When the Bible says on day two of creation that God separated the waters from the waters, it is referring to the difference we experience between our conscious level of thought and the higher levels within us.  These are there even though we don’t often consciously experience them.  We can become aware of them if we prepare ourselves over a strenuous path of development, but for most of us, they remain part of what we call our unconscious mind. There is a good reason for this.  As we are, crude, undeveloped, often unthinking creatures, responding unconsciously to the stimulants of our physical environment, we would screw it all up if we were able to.  This is why we are not conscious of the many, many operations going on in our bodies to keep us alive.

The level of our minds that we consciously experience is called the waters beneath the expanse in the second day of creation, and the higher levels, of which we are not normally aware, are the levels above the expanse. As I mentioned last week, Philip Hefner writes in his book entitled The Human Factor, “We must act as co-creators within God’s purposeful scheme.”

First we must recognize that we have these levels in our minds.  Then, we must realize that we spend almost all of our waking hours functioning in our mind’s lowest level, the level of mind that formed when we were babies and little children, constructed out of our interpretation of the world around us.

What Hefner means is that we must recognize that God is trying to regenerate us, that is, create us anew through our understanding and reforming us to be less selfish and self-oriented, more caring and loving. We can do this by raising the level we are observing and looking at our self internally, at our real intentions.  If we do that, we begin to make more conscious decisions and we can begin to assist God in reforming us so that He can open those higher levels of understanding in us.  This is the process of regeneration.  This is what we are created for.  It is only through regeneration that we can be joined to God in this way, and actively participate in the perfection of heaven.     

This is the separation of the waters in the second verse of Genesis.  In Apocalypse Explained (AE 695) Swedenborg says water signifies truth in our affection, and cold water signifies truth in obedience; for obedience alone, that is without affection, is a natural affection and not spiritual, so it is cold.

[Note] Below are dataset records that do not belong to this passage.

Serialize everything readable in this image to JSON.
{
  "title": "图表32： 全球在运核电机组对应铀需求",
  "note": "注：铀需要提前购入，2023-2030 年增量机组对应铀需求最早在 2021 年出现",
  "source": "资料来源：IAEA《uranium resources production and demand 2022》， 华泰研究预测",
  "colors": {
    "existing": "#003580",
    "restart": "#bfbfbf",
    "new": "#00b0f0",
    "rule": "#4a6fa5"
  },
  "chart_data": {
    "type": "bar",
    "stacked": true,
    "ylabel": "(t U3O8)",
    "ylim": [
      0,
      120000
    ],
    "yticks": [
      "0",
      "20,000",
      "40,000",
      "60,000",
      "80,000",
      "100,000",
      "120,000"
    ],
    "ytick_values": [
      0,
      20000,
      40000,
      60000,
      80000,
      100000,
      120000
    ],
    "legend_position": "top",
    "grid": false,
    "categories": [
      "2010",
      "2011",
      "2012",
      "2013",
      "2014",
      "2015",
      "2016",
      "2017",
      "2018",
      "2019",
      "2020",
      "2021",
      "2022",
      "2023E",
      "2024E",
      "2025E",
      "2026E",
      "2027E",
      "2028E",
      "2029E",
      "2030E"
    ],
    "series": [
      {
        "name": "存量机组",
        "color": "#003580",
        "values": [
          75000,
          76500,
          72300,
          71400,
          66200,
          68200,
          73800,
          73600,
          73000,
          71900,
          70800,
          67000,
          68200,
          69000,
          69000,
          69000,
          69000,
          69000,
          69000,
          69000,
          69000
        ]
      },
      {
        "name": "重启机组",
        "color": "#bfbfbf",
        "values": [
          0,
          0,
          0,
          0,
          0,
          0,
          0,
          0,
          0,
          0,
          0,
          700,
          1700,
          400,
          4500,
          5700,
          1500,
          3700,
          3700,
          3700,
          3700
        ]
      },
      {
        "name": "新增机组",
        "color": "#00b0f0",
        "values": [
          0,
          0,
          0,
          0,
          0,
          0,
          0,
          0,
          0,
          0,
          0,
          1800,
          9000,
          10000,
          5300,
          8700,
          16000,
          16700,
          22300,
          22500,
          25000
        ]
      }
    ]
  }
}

It may even be coerced by our fears, and therefore not even really part of us. This shows us that the inner meaning of the literal text of the second verse in Genesis doesn’t mean what it says literally.  It is about the levels in our minds, not clouds and oceans in the world. On the lowest level of mind we are obedient but without the motivation of real, caring love.  We follow the rules, but not beyond the limits imposed by our selfishness.  Mostly we do it out of some kind of fear, not out of love.

Understanding what the inner, spiritual meaning of the biblical text is helps us to understand what is expected of us.  If we take this to heart as well as to mind, we can assist God in changing us, in regenerating us. But we have free choice.  If we don’t care, if we love ourselves the way we are, we don’t have to bother to change.  Changing is a lot of work requiring a lot of effort, especially mindful effort, which is sometimes the hardest kind of effort to make.  We have to make choices.  That’s life.  We can deny it and go our own way as far as we can get, or we can turn ourselves around and follow the Lord to the heavenly community He has waiting for us.  The choice is ours. Only you can make that choice for you and you can only make it for yourself.